三体のモンスターを揃え、四回の攻撃でミドリのモンスターを全滅。そのまま、ダイレクトアタックで大きくライフを削ろうとするモモイ。これで次のターンで勝てる!そう確信し、得意げに攻撃宣言する。

 

「ドラギアスでダイレクトアタックだー!」

「えーと、今墓地に魔法使い族のモンスターが4体いるから……うん、使えるね。この4枚をデッキに戻して、ダーク・リベレイションを発動するよ」

「えっ」

「この効果で、相手フィールドの攻撃表示モンスターを全て破壊するから……お姉ちゃんのモンスターが全滅だね」

「なんで!?」

(やっぱこのカード初期に出てきたにしては随分パワーあるよなー)

 

フィールドを更地にされてしまったモモイが唖然となってしまう。そんなモモイとは対照的に、ここで一気に攻め込みたいなーと呟きながらミドリが手札を補充する。

 

「えーと……うわ、カード固まってる……ちゃんとシャッフルできてなかったのかな……まあいいや。ダーク・ソーサラー3体出してダイレクトアタックするよ」

「うわーん!負けたー!!」

 

そして無情にもミドリの出した三体のモンスターが、モモイのライフを刈り取り、ミドリの勝利を決定する。

 

「あ、あそこは絶対いけると思ったのにぃ……」

「正直このダーク・リベレイションがなかったら私の方が危なかったから……デッキパワー自体はドラゴンデッキの方が高いの?」

「上級の質は確かにドラゴンデッキの方がステータスは高いのはあるかな。魔法使いの方は結構テクニカルというか」

 

成程……と納得したように頷くミドリ。
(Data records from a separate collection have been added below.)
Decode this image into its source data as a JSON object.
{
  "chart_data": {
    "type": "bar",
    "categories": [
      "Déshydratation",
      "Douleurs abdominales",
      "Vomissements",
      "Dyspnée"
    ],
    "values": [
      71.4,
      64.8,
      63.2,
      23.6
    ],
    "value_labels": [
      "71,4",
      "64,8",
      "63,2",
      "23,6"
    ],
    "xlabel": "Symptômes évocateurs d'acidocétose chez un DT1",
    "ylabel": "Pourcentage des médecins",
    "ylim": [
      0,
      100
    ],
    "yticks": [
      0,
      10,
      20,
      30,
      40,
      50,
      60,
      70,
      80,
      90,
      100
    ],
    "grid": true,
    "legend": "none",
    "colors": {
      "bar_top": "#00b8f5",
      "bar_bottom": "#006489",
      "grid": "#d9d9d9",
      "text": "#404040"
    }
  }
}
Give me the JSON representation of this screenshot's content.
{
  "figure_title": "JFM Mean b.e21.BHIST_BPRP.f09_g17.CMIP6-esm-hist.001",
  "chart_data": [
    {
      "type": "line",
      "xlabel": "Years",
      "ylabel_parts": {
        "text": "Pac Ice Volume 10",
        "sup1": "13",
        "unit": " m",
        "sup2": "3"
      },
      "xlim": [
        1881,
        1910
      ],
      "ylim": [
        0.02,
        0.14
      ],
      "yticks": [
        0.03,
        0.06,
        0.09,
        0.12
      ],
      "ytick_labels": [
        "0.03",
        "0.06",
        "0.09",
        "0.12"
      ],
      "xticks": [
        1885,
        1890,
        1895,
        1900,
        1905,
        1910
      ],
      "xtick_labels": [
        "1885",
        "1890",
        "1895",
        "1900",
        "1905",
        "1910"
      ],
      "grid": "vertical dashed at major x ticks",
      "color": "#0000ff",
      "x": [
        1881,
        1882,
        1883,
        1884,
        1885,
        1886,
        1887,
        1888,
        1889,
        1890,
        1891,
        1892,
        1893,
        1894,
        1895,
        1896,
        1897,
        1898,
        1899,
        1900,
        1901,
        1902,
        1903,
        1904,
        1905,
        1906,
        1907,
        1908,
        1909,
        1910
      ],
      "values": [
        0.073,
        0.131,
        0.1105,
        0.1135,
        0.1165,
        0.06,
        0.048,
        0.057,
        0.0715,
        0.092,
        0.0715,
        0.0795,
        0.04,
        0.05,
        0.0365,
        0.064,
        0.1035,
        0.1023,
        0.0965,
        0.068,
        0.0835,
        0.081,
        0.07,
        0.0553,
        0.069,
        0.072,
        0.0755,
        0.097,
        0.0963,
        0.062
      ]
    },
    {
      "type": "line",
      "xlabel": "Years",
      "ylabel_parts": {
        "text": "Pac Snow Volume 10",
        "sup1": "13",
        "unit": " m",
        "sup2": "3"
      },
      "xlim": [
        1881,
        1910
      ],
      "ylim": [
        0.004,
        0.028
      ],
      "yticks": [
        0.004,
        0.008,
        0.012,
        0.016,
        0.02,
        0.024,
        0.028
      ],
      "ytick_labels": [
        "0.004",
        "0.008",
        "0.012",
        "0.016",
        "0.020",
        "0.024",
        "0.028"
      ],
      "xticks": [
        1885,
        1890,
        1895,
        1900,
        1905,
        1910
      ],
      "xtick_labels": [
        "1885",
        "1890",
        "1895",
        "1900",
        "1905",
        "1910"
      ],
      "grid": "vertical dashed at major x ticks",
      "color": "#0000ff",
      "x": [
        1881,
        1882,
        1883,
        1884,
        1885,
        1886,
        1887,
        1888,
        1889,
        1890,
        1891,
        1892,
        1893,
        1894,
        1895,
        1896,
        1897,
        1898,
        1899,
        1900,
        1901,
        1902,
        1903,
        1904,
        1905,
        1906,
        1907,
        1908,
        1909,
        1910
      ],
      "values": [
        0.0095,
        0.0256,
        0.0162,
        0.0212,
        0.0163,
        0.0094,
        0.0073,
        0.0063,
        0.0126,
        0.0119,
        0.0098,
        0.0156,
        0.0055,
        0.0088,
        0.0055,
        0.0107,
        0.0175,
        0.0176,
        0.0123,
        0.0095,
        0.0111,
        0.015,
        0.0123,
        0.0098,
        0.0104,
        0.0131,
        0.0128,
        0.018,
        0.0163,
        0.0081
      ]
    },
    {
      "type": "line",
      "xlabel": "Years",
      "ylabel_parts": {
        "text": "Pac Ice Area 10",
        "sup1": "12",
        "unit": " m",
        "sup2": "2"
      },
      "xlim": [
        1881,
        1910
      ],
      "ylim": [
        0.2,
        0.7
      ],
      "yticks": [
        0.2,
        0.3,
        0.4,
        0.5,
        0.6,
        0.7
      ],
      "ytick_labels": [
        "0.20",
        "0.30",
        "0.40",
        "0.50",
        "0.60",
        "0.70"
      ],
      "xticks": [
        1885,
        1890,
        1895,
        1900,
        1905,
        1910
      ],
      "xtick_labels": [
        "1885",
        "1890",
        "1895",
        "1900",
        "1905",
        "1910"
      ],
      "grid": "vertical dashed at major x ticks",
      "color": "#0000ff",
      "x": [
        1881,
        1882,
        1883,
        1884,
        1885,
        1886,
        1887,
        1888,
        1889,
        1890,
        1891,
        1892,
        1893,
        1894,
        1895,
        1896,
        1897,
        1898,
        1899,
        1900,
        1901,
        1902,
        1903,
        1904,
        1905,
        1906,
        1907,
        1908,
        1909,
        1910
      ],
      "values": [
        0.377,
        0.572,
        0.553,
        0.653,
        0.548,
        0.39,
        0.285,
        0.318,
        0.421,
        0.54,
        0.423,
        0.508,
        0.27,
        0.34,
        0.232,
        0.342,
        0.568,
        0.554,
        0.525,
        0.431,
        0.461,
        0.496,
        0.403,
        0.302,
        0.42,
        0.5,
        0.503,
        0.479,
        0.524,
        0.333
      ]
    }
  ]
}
そんな中、モルフォは崩れているモモイの背中を擦ってあげる。

 

「でも、1ターン毎に何回も逆転されちゃうから気が抜けないね。それに、この手のカードゲームって大体、1枚しか引けないから、いっぱい引いていっぱい使う、ってのは凄く新鮮だよね」

「でしょ?」

 

そんな中、ミドリもラッシュデュエルの面白さを実感し始めていた。これはさらに一押しが必要だと言わんばかりに、モモイのやる気にもう一度火を点けることにする。

 

「まあまあ、負けることもあるさ。次やったらわかんないよ?」

「そ、そうだよね!も、もう一回!ミドリ、今度は負けないんだから!」

 

モルフォの言葉にその通りと言わんばかりに立ち上がるモモイ。そんな立ち直りの早い姉の姿を見ながら、ミドリは再びデッキをシャッフルし始める。

 

「いいよ、私ももっとやってみたいし。そういえばモルフォちゃんはやらないの?」

「んー、とりあえず二人がルールを覚えきるところまではいいかな?それまでは審判やってるよ。それに見てても楽しいしね」

「オッケー!それじゃあ今度こそリベンジだー!」

 

そして、楽しそうに二人はまた、ラッシュデュエルに興じる。

 

(その内OCGもやりたいね!)

 

そんな二人を見つつ、新たな欲が浮かんできたモルフォの気持ちは、始まったラッシュデュエルの観戦の中、消えていくのだった。